Dans une semaine, les présidents Félix Tshisekedi de la République démocratique du Congo et Paul Kagame du Rwanda se retrouveront à Washington, le 4 décembre prochain. Cette rencontre Tshisekedi Kagame Washington, confirmée par la Maison Blanche et à laquelle participeront d’autres dirigeants régionaux, est présentée comme une étape cruciale dans le long processus de diplomatie RDC Rwanda soutenu par les États-Unis. Son objectif officiel : ratifier l’accord de juin et relancer un cadre d’intégration économique. Pourtant, à l’approche de cette échéance, les positions semblent plus figées que jamais, laissant planer un doute sérieux sur la possibilité d’une véritable percée.
Le contexte est celui d’une région, le conflit Nord-Kivu, minée par des décennies de violence et de méfiance. La rébellion du M23, active dans l’est de la RDC, constitue l’épicentre des tensions. Kinshasa accuse Kigali de soutenir militairement ce groupe, une accusation fermement démentie par le Rwanda mais étayée par un rapport d’experts de l’ONU en juillet dernier. La demande congolaise est claire et répétée : aucun dialogue au sommet ne sera possible sans un début tangible de retrait troupes rwandaises du territoire congolais. Le président Tshisekedi l’a réaffirmé avec fermeté fin novembre, évoquant le respect de la souveraineté nationale comme préalable non négociable.

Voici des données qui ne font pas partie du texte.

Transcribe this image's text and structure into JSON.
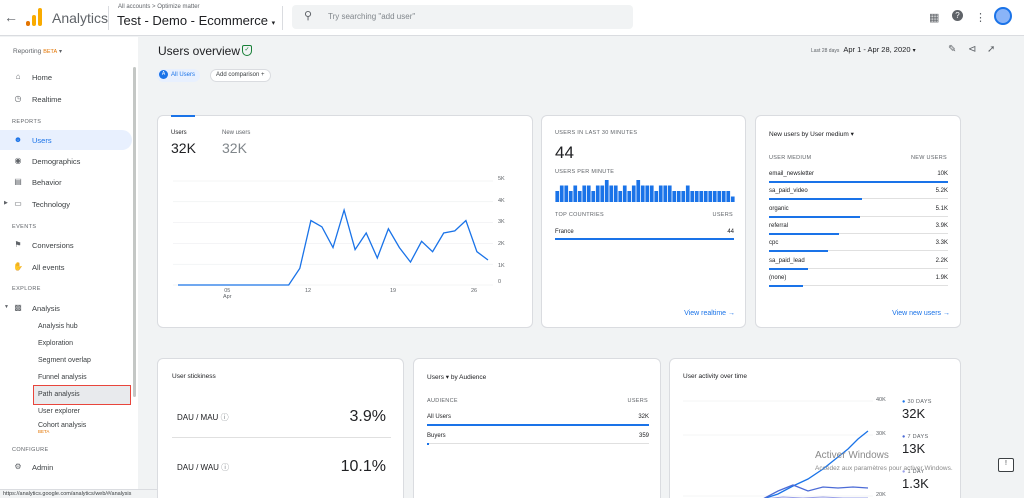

Face à cette exigence, Kigali adopte une posture de déni et de contre-accusation. Paul Kagame estime que les blocages ne viennent pas de son pays et reproche aux autorités congolaises une position jugée fluctuante et incohérente, ajoutant selon lui des conditions au processus convenu. Cette divergence fondamentale illustre le fossé qui sépare les deux capitales et pose une question essentielle : la médiation États-Unis peut-elle, à elle seule, surmonter une défiance aussi ancrée ?
Sur le terrain, la situation militaire reste statique. Le M23 conserve le contrôle de zones stratégiques autour de Goma et Bukavu, verrouillant ainsi la dynamique sécuritaire. Cette réalité contraste vivement avec les discours diplomatiques et rappelle que toute avancée politique doit s’accompagner d’un changement concret dans les provinces du Kivu. Parallèlement, une autre table de négociations se tient à Doha, entre le gouvernement congolais et la rébellion elle-même. Cette coexistence de processus – l’un interétatique à Washington, l’autre politico-militaire au Qatar – complexifie le paysage et interroge sur leur coordination et leur finalité commune.

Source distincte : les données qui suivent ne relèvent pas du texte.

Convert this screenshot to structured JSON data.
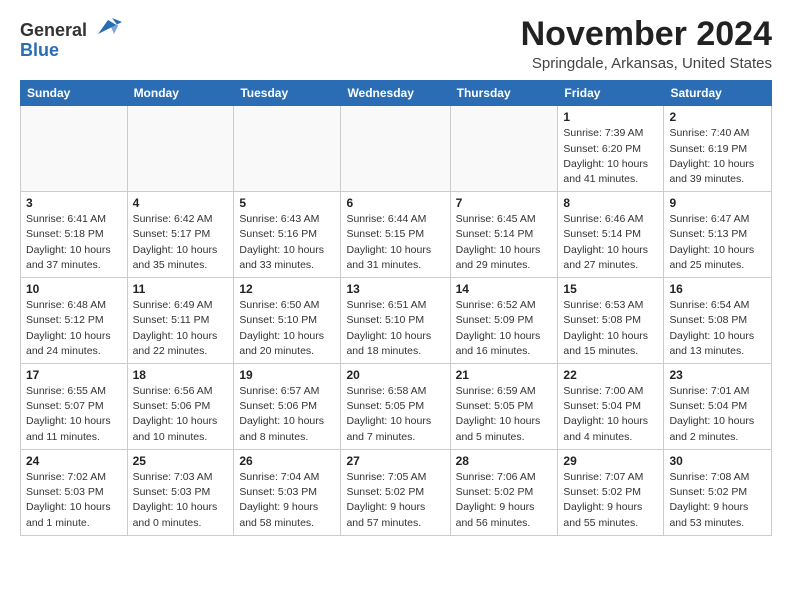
{
  "header": {
    "logo_general": "General",
    "logo_blue": "Blue",
    "month": "November 2024",
    "location": "Springdale, Arkansas, United States"
  },
  "weekdays": [
    "Sunday",
    "Monday",
    "Tuesday",
    "Wednesday",
    "Thursday",
    "Friday",
    "Saturday"
  ],
  "weeks": [
    [
      {
        "day": "",
        "info": ""
      },
      {
        "day": "",
        "info": ""
      },
      {
        "day": "",
        "info": ""
      },
      {
        "day": "",
        "info": ""
      },
      {
        "day": "",
        "info": ""
      },
      {
        "day": "1",
        "info": "Sunrise: 7:39 AM\nSunset: 6:20 PM\nDaylight: 10 hours\nand 41 minutes."
      },
      {
        "day": "2",
        "info": "Sunrise: 7:40 AM\nSunset: 6:19 PM\nDaylight: 10 hours\nand 39 minutes."
      }
    ],
    [
      {
        "day": "3",
        "info": "Sunrise: 6:41 AM\nSunset: 5:18 PM\nDaylight: 10 hours\nand 37 minutes."
      },
      {
        "day": "4",
        "info": "Sunrise: 6:42 AM\nSunset: 5:17 PM\nDaylight: 10 hours\nand 35 minutes."
      },
      {
        "day": "5",
        "info": "Sunrise: 6:43 AM\nSunset: 5:16 PM\nDaylight: 10 hours\nand 33 minutes."
      },
      {
        "day": "6",
        "info": "Sunrise: 6:44 AM\nSunset: 5:15 PM\nDaylight: 10 hours\nand 31 minutes."
      },
      {
        "day": "7",
        "info": "Sunrise: 6:45 AM\nSunset: 5:14 PM\nDaylight: 10 hours\nand 29 minutes."
      },
      {
        "day": "8",
        "info": "Sunrise: 6:46 AM\nSunset: 5:14 PM\nDaylight: 10 hours\nand 27 minutes."
      },
      {
        "day": "9",
        "info": "Sunrise: 6:47 AM\nSunset: 5:13 PM\nDaylight: 10 hours\nand 25 minutes."
      }
    ],
    [
      {
        "day": "10",
        "info": "Sunrise: 6:48 AM\nSunset: 5:12 PM\nDaylight: 10 hours\nand 24 minutes."
      },
      {
        "day": "11",
        "info": "Sunrise: 6:49 AM\nSunset: 5:11 PM\nDaylight: 10 hours\nand 22 minutes."
      },
      {
        "day": "12",
        "info": "Sunrise: 6:50 AM\nSunset: 5:10 PM\nDaylight: 10 hours\nand 20 minutes."
      },
      {
        "day": "13",
        "info": "Sunrise: 6:51 AM\nSunset: 5:10 PM\nDaylight: 10 hours\nand 18 minutes."
      },
      {
        "day": "14",
        "info": "Sunrise: 6:52 AM\nSunset: 5:09 PM\nDaylight: 10 hours\nand 16 minutes."
      },
      {
        "day": "15",
        "info": "Sunrise: 6:53 AM\nSunset: 5:08 PM\nDaylight: 10 hours\nand 15 minutes."
      },
      {
        "day": "16",
        "info": "Sunrise: 6:54 AM\nSunset: 5:08 PM\nDaylight: 10 hours\nand 13 minutes."
      }
    ],
    [
      {
        "day": "17",
        "info": "Sunrise: 6:55 AM\nSunset: 5:07 PM\nDaylight: 10 hours\nand 11 minutes."
      },
      {
        "day": "18",
        "info": "Sunrise: 6:56 AM\nSunset: 5:06 PM\nDaylight: 10 hours\nand 10 minutes."
      },
      {
        "day": "19",
        "info": "Sunrise: 6:57 AM\nSunset: 5:06 PM\nDaylight: 10 hours\nand 8 minutes."
      },
      {
        "day": "20",
        "info": "Sunrise: 6:58 AM\nSunset: 5:05 PM\nDaylight: 10 hours\nand 7 minutes."
      },
      {
        "day": "21",
        "info": "Sunrise: 6:59 AM\nSunset: 5:05 PM\nDaylight: 10 hours\nand 5 minutes."
      },
      {
        "day": "22",
        "info": "Sunrise: 7:00 AM\nSunset: 5:04 PM\nDaylight: 10 hours\nand 4 minutes."
      },
      {
        "day": "23",
        "info": "Sunrise: 7:01 AM\nSunset: 5:04 PM\nDaylight: 10 hours\nand 2 minutes."
      }
    ],
    [
      {
        "day": "24",
        "info": "Sunrise: 7:02 AM\nSunset: 5:03 PM\nDaylight: 10 hours\nand 1 minute."
      },
      {
        "day": "25",
        "info": "Sunrise: 7:03 AM\nSunset: 5:03 PM\nDaylight: 10 hours\nand 0 minutes."
      },
      {
        "day": "26",
        "info": "Sunrise: 7:04 AM\nSunset: 5:03 PM\nDaylight: 9 hours\nand 58 minutes."
      },
      {
        "day": "27",
        "info": "Sunrise: 7:05 AM\nSunset: 5:02 PM\nDaylight: 9 hours\nand 57 minutes."
      },
      {
        "day": "28",
        "info": "Sunrise: 7:06 AM\nSunset: 5:02 PM\nDaylight: 9 hours\nand 56 minutes."
      },
      {
        "day": "29",
        "info": "Sunrise: 7:07 AM\nSunset: 5:02 PM\nDaylight: 9 hours\nand 55 minutes."
      },
      {
        "day": "30",
        "info": "Sunrise: 7:08 AM\nSunset: 5:02 PM\nDaylight: 9 hours\nand 53 minutes."
      }
    ]
  ]
}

Les enjeux sous-jacents dépassent largement la seule résolution du conflit. Washington, en pilote de cette médiation États-Unis, voit dans la stabilisation de la région un impératif stratégique. La RDC est un géant minier, fournisseur essentiel de cobalt, de cuivre et de tantale pour les industries technologiques et vertes occidentales. La perspective de faciliter des investissements de plusieurs milliards de dollars motive cette implication diplomatique intense. La rencontre du 4 décembre est donc aussi un test pour l’influence américaine dans une Afrique des Grands Lacs en pleine recomposition géopolitique.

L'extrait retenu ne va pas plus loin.